Arizona researchers are pushing the importance of prevention when comes to beating Alzheimer’s disease.

Spinal taps can find toxic proteins that lead to Alzheimer’s, but something better could be on the way in the future.

“We will have — I think in the next 3-5 years — some blood measures for that,” Dr. Alireza Atri, director of Banner Sun Health Research Institute in Sun City, said. “So when that hits the market, that’ll be, in some ways, revolutionary.”


Atri says doctors could find signs of the brain disease 20 years in advance, but the medical industry must be reoriented to look for it.

“They’re getting treated for their insomnia, their problems with sleep, or anxiety or depression, without people realizing that this is actually a cognitive problem,” Atri said after a meeting of the U.S. Senate Special Committee on Aging in Scottsdale on Friday.

He told the senators present, Sen. Martha McSally (R-Ariz.) and Sen.

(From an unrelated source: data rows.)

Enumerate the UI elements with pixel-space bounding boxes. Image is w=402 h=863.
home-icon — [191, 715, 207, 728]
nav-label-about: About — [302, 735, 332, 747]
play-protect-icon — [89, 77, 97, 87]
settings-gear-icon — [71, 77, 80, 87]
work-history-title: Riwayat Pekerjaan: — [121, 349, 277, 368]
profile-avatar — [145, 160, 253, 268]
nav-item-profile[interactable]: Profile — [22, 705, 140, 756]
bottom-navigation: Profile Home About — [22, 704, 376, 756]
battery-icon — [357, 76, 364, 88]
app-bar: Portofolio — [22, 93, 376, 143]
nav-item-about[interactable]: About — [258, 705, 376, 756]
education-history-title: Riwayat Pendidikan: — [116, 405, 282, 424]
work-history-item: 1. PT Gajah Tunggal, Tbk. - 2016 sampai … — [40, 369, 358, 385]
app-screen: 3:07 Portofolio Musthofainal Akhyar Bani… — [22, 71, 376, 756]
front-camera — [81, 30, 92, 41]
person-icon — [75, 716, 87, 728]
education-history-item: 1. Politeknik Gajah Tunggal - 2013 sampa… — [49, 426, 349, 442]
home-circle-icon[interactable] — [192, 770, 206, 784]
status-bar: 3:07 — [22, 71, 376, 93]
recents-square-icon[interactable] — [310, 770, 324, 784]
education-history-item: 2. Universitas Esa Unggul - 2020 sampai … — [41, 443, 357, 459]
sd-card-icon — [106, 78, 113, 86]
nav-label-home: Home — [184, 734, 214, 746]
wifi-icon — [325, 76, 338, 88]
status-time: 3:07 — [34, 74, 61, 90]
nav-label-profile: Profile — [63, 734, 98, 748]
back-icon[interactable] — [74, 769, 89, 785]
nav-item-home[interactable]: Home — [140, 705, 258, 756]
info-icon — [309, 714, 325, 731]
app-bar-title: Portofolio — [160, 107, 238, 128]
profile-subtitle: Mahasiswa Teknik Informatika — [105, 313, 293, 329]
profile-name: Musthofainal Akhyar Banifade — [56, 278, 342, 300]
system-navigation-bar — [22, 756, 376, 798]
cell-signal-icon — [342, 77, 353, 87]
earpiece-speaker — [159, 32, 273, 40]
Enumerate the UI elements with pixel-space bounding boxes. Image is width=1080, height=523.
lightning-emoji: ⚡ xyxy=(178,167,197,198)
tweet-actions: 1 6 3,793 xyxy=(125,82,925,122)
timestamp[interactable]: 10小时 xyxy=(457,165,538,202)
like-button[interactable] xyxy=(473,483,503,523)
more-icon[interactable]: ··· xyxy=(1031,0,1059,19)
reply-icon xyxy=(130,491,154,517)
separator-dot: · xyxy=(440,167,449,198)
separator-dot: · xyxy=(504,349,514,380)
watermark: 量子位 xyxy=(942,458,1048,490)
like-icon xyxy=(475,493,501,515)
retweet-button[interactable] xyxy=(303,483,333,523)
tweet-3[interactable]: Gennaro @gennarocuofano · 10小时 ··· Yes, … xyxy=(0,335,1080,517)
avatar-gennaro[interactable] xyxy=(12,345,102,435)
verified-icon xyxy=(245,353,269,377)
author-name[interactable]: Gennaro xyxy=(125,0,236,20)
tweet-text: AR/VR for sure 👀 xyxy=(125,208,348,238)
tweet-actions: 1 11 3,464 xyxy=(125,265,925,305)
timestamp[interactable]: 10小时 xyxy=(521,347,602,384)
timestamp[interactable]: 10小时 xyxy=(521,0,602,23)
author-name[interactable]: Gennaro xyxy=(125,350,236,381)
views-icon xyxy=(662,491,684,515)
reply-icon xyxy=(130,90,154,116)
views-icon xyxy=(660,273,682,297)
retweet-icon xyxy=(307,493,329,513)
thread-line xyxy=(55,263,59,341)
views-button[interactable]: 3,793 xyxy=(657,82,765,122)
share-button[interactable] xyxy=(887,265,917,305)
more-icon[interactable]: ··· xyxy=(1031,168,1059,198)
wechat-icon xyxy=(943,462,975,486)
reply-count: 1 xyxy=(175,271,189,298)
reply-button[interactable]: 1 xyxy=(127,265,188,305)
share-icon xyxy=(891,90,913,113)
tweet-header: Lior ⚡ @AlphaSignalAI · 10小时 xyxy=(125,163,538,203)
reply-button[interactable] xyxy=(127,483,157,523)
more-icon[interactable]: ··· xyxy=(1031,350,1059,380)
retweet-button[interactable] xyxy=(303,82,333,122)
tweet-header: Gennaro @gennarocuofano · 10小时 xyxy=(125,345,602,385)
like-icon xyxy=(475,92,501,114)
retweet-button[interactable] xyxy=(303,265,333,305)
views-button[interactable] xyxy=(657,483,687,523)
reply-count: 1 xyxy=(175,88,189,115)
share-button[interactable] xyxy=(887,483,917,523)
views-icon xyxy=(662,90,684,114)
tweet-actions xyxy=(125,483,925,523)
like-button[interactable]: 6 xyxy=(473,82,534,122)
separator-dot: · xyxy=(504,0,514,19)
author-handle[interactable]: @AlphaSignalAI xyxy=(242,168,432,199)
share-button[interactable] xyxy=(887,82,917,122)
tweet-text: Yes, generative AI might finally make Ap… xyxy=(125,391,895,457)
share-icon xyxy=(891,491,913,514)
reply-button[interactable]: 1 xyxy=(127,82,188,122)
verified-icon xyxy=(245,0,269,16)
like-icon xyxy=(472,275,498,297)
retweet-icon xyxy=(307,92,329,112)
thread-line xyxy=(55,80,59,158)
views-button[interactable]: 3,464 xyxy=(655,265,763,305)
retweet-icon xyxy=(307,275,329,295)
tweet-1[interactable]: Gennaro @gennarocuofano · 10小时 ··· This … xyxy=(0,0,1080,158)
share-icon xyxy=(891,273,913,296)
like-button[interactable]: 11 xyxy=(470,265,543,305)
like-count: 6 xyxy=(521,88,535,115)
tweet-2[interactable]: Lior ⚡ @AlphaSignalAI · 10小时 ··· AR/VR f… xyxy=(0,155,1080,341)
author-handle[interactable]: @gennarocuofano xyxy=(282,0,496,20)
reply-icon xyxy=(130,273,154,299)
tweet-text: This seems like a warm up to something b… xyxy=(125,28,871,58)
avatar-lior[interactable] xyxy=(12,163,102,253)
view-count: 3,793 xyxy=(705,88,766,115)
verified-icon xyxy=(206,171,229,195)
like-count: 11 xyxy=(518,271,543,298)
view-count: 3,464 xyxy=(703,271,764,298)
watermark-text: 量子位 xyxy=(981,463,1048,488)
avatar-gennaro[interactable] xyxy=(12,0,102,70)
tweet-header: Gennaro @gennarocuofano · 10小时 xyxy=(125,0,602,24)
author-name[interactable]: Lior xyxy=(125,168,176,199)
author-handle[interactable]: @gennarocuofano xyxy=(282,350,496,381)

Susan Collins (R-Maine), that society must stop associating Alzheimer’s with aging, and the medical community must reorient its efforts to treating the fatal disease before elderly age.

“We don’t have the workforce of clinicians — both to diagnose and to treat — and to take care of people,” he said. “And that’s why the care system is so fractured and inefficient.”

Privacy laws could be working against the fight to cure or prevent Alzheimer’s Disease, as researchers cannot get access to federal clinical trials.

Dr. Roberta Diaz Brinton, director of the Center for Innovation in Brain Science at the University of Arizona, called for a change.

“Most people on Medicare are receiving five different drugs,” she said. “Some have as many as 22.

“We can dive into that data and begin to say, ‘Well, what’s the right combination for the right person?’”

Brinton understands that the U.S. must balance data access with privacy laws.

“At the same time, though, the preventive strategy is in [the data],” she said. “And if you prevent Alzheimer’s, you’ve cured Alzheimer’s.”

Brinton also said researchers must be ready to ask which drugs work best in different populations, so they won’t risk lives.